+1 to all of Dawid's suggestions, makes a lot of sense to me

On Tue, May 12, 2020 at 2:32 PM Dawid Wysakowicz <dwysakow...@apache.org>
wrote:

> Hi Aljoscha,
>
> Sorry for adding comments during the vote, but I have some really minor
> suggestions that should not influence the voting thread imo.
>
> 1) Does it make sense to have the TimestampAssigner extend from Flink's
> Function? This implies it has to be serializable which with the factory
> pattern is not strictly necessary, right? BTW I really like that you
> suggested the FunctionInterface annotation there.
>
> 2) Could we rename the IdentityTimestampAssigner to e.g.
> RecordTimestampAssigner/SystemTimestampAssigner/NativeTimestampAssigner...

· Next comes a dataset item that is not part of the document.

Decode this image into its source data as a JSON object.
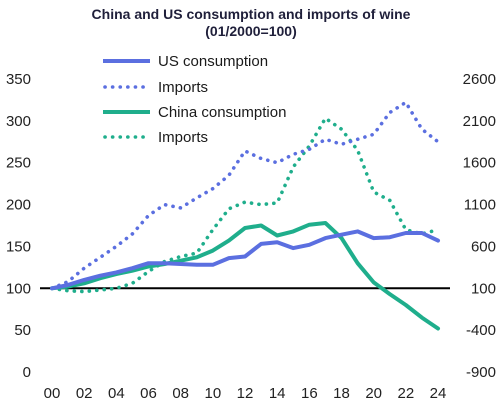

> Personally I found the IdentityTimestampAssigner a bit misleading as it
> usually mean a no-op. Which did not click for me, as I assumed it
> somehow returns the incoming record itself.
>
> 3) Could we rename the second parameter of TimestampAssigner#extract to
> e.g. recordTimestamp/nativeTimestamp? This is similar to the point
> above. This parameter was also a bit confusing for me as I thought at
> times its somehow related to
> TimerService#currentProcessingTimestamp()/currentWatermark() as the
> whole system currentTimestamp.
>
> Other than those three points I like the proposal and I was about to
> vote +1 if it was not for those three points.
>
> Best,
>
> Dawid
>
> On 11/05/2020 16:57, Jark Wu wrote:
> > Thanks for the explanation. I like the fatory pattern to make the member
> > variables immutable and final.
> >
> > So +1 to the proposal.
> >
> > Best,
> > Jark
> >
> > On Mon, 11 May 2020 at 22:01, Stephan Ewen <se...@apache.org> wrote:
> >
> >> I am fine with that.
> >>
> >> Much of the principles seem agreed upon. I understand the need to
> support
> >> code-generated extractors and we should support most of it already (as
> >> Aljoscha mentioned via the factories) can extend this if needed.
> >>
> >> I think that the factory approach supports code-generated extractors in
> a
> >> cleaner way even than an extractor with an open/init method.
> >>
> >>
> >> On Mon, May 11, 2020 at 3:38 PM Aljoscha Krettek <aljos...@apache.org>
> >> wrote:
> >>
> >>> We're slightly running out of time. I would propose we vote on the
> basic
> >>> principle and remain open to later additions. This feature is quite
> >>> important to make the new Kafka Source that is developed as part of
> >>> FLIP-27 useful. Otherwise we would have to use the legacy interfaces in
> >>> the newly added connector.
> >>>
> >>> I know that's a bit unorthodox but would everyone be OK with what's
> >>> currently there and then we iterate?
> >>>
> >>> Best,
> >>> Aljoscha
> >>>
> >>> On 11.05.20 13:57, Aljoscha Krettek wrote:
> >>>> Ah, I meant to write this in my previous email, sorry about that.
> >>>>
> >>>> The WatermarkStrategy, which is basically a factory for a
> >>>> WatermarkGenerator is the replacement for the open() method. This is
> >> the
> >>>> same strategy that was followed for StreamOperatorFactory, which was
> >>>> introduced to allow code generation in the Table API [1]. If we need
> >>>> metrics or other things we would add that as a parameter to the
> factory
> >>>> method. What do you think?
> >>>>
> >>>> Best,
> >>>> Aljoscha
> >>>>
> >>>> [1] https://issues.apache.org/jira/browse/FLINK-11974
> >>>>
> >>>> On 10.05.20 05:07, Jark Wu wrote:
> >>>>> Hi,
> >>>>>
> >>>>> Regarding to the `open()/close()`, I think it's necessary for
> >>>>> Table&SQL to
> >>>>> compile the generated code.
> >>>>> In Table&SQL, the watermark strategy and event-timestamp is defined
> >>> using
> >>>>> SQL expressions, we will
> >>>>> translate and generate Java code for the expressions. If we have
> >>>>> `open()/close()`, we don't need lazy initialization.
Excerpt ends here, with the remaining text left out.